Similar landmarks and people in the screen grab of a viral video and picture from 2022

Furthermore, we noted that the audio of this YouTube video does not match the audio of the video in the claim. Once it was confirmed that the video of the rally was from 2022, we tried to ascertain the truth behind the slogans that can be heard in the viral video.

For this purpose, Soch Fact Check reached out to Bangladeshi fact-checker Minhaj Aman who translated the chants in the viral video from Bangla to English. According to him, the people in the video can be heard chanting, “Pakistan Er Khaleda, Pakistan E Chole Ja”, which translates to “Khaleda of Pakistan, Go back to Pakistan”.

Aman pointed out to us that Khaleda Zia is the former prime minister, and the leader of the current opposition in Bangladesh, and that the sloganeering people are from the Awami League that was recently ousted by the student movement. Therefore, Soch Fact Check confirms that the video in the claim does not show Muslims in Bangladesh raising pro-Pakistan slogans.
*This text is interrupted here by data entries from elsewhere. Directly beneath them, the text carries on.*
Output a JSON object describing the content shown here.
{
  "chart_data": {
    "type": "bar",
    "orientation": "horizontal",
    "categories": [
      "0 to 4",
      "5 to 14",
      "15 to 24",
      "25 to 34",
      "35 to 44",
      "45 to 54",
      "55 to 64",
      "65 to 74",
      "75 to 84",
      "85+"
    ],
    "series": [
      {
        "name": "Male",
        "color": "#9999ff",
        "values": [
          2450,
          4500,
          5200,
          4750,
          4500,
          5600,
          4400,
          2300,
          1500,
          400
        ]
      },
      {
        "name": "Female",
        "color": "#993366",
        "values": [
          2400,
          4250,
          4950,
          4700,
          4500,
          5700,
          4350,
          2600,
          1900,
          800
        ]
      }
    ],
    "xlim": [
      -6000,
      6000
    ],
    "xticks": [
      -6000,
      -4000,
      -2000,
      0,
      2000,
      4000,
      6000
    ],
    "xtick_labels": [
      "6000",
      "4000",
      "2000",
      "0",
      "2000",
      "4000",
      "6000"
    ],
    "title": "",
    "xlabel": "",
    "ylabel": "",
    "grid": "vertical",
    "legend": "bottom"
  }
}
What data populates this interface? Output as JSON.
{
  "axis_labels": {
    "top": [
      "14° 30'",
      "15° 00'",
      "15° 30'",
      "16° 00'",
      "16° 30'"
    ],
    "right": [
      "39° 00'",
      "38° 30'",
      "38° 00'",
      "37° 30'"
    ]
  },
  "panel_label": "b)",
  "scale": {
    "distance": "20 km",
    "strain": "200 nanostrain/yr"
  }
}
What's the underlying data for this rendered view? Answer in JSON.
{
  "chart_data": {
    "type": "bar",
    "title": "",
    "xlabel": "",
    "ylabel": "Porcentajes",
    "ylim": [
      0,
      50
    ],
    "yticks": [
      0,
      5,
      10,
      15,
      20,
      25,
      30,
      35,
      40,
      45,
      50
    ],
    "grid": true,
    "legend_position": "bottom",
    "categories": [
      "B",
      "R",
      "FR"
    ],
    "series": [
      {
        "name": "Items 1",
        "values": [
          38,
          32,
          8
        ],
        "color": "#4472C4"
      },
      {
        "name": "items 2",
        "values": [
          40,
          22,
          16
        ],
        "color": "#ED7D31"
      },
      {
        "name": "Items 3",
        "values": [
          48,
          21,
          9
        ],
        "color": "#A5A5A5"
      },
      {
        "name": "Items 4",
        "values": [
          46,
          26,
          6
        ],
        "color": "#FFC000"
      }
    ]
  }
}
The caption is misleading/false as they can be heard chanting against Khaleda Zia.

It is also to be noted that Zia and her party Bangladesh National Party (BNP) were labelled as pro-Pakistan by Sheikh Hasina’s Awami League in the past. 

Besides noting that the slogans do not match, we also found discrepancies in the quality of its sound. 

Suspecting that the audio of the clip in the viral claim was fake, we reached out to an audio engineer at Soch Videos — a sister company of Soch Fact Check — who confirmed that it is digitally altered.  According to his explanation, when people are chanting in a huge crowd during rallies and protests, their voices echo and the delay levels are high. However, in the viral video, the voices do not echo, giving the impression that the sound was recorded on a mic by several people and then imposed on the video, he added. 

He also mentioned that there was enough distance between the crowd and the camera to cause the voices of the crowd to overlap, making it hard for us to hear them. But in the viral video, the camera seems to be close to the mic as we can hear the chants with unusual clarity, suggesting that a different audio clip was superimposed onto the video, he said. 

Soch Fact Check, therefore, further confirms that the audio was altered and that the video in the claim does not originally show crowds chanting, “Khaleda of Pakistan, Go back to Pakistan”.

Virality

On X, the video garnered 684.8k views, 6,800 likes and 3,400 reposts. The archived versions can be seen here and here

On Facebook, it was shared here, here and here

Conclusion: A post claiming to share a video of Bangladeshi students chanting pro-Pakistan slogans during the recent protests, is false, and its audio is digitally altered too. The actual video is, in fact, from 2022 and shows a rally by the student wing of Awami League.